Ozu and Naruse were also very keen to put, more than once, female protagonists at the forefront of their stories.
However, I believe and feel that Tanaka goes a step further and this can be clearly seen and felt in Forever a Woman. A “bold and poetic” feature, “based on the life of the tanka poet Fumiko Nakajo, with a screenplay by Sumie Tanaka”, “heartrending and strikingly shot, evocatively incorporating reflections, windows and corridors. A complex, vibrant character, Fumiko grapples with divorce and the challenges of motherhood, writing poetry and expressing love and sexuality while facing breast cancer”. (Kristin M. Jones)

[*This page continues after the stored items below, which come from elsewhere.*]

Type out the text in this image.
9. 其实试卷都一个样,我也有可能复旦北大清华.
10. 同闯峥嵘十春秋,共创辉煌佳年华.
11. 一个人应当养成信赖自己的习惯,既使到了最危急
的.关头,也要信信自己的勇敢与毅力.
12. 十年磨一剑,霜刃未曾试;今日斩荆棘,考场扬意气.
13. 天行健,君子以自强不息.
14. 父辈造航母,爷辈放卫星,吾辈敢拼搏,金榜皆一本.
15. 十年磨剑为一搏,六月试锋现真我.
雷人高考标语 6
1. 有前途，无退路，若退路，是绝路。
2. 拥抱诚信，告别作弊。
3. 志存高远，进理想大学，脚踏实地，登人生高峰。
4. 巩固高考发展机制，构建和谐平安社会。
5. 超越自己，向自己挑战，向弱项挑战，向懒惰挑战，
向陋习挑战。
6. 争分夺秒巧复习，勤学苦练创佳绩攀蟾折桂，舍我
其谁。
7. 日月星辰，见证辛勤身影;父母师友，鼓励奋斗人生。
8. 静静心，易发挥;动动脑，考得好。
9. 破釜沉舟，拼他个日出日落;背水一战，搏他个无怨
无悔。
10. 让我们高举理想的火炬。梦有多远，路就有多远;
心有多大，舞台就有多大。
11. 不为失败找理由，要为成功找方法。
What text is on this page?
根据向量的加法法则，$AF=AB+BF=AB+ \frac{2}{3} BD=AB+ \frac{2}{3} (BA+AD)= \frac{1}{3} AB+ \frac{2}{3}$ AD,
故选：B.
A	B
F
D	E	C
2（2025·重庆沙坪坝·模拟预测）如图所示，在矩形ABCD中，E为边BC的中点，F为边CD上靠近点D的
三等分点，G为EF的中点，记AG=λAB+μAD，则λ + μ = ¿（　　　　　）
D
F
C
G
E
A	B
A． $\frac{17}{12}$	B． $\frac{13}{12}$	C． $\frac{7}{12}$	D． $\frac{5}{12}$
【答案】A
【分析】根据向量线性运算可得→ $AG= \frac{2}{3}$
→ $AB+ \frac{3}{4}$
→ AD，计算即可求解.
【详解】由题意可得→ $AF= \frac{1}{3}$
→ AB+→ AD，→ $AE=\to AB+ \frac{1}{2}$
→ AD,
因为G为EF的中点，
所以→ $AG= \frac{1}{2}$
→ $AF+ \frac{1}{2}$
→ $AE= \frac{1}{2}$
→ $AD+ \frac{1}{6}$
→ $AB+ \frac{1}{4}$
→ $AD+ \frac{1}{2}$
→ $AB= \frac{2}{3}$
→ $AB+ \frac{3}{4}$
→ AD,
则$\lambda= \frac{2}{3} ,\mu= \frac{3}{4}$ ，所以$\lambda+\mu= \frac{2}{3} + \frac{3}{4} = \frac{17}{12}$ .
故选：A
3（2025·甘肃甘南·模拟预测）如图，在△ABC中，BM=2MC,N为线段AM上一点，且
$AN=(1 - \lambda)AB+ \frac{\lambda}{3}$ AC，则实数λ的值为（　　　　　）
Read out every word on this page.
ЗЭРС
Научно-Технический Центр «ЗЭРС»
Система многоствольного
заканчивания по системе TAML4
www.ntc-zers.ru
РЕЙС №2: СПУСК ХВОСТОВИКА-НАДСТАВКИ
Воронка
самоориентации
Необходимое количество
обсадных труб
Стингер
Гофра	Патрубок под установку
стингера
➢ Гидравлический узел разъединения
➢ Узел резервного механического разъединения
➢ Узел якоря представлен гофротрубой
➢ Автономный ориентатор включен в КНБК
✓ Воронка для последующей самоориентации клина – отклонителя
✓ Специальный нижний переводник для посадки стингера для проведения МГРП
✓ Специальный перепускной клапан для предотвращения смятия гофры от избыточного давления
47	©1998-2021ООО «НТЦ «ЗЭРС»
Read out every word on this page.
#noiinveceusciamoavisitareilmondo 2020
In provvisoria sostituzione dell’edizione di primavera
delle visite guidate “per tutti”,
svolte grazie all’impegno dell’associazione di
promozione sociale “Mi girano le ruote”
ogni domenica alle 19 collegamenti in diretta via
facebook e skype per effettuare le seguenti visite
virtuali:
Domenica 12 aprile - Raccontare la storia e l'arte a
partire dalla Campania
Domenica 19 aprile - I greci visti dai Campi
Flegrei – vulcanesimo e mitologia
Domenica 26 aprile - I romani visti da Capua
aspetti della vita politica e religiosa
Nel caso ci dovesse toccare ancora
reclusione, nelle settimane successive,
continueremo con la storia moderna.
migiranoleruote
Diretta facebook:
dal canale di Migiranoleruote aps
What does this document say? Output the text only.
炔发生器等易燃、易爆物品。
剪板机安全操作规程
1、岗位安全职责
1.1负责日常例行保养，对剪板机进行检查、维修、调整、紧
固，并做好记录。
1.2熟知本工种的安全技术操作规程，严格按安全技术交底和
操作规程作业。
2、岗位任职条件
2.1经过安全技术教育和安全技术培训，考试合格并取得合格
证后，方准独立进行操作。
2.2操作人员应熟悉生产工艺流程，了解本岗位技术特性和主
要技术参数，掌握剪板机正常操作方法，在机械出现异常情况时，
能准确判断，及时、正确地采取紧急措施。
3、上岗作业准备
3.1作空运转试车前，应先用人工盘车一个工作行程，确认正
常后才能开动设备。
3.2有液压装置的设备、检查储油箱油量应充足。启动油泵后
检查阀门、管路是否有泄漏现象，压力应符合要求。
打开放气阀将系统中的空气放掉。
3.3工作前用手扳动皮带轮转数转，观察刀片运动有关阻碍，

Without going too much further into the details and qualities of the film I want to conclude with the words of the aforementioned brilliant film writer Andersson which will give you a brief understanding of the plot and thus a sense of why it was indeed something very unique for its time:
“no film by Tanaka quite matches the devastating power of her third, Forever a Woman (1955), sometimes known as The Eternal Breasts. Inspired by the real, too-short life of a lauded tanka poet, Tanaka’s movie centers on Fumiko (Yumeji Tsukioka), the beleaguered wife of a self-pitying philanderer and the mother of two small children, who finds some solace in workshopping her verse at her poetry club. Shortly after divorce frees her from her tyrannical spouse, she is diagnosed with breast cancer — a condition treated with stark candor in Tanaka’s film, never more so than during the scene set in the operating room where Fumiko undergoes a double mastectomy. She assuages her pain by devoting herself more fervently to her work — one of her poems is titled “Lost Bosom” — which soon attracts the attention, and more, of a handsome journalist (Ryōji Hayama).
Ailing, Fumiko burns with passion “I want to die as the sinful human I am” she cries out. As both an actress and a director, Tanaka never lets us forget the exquisite sorrow of being alive”.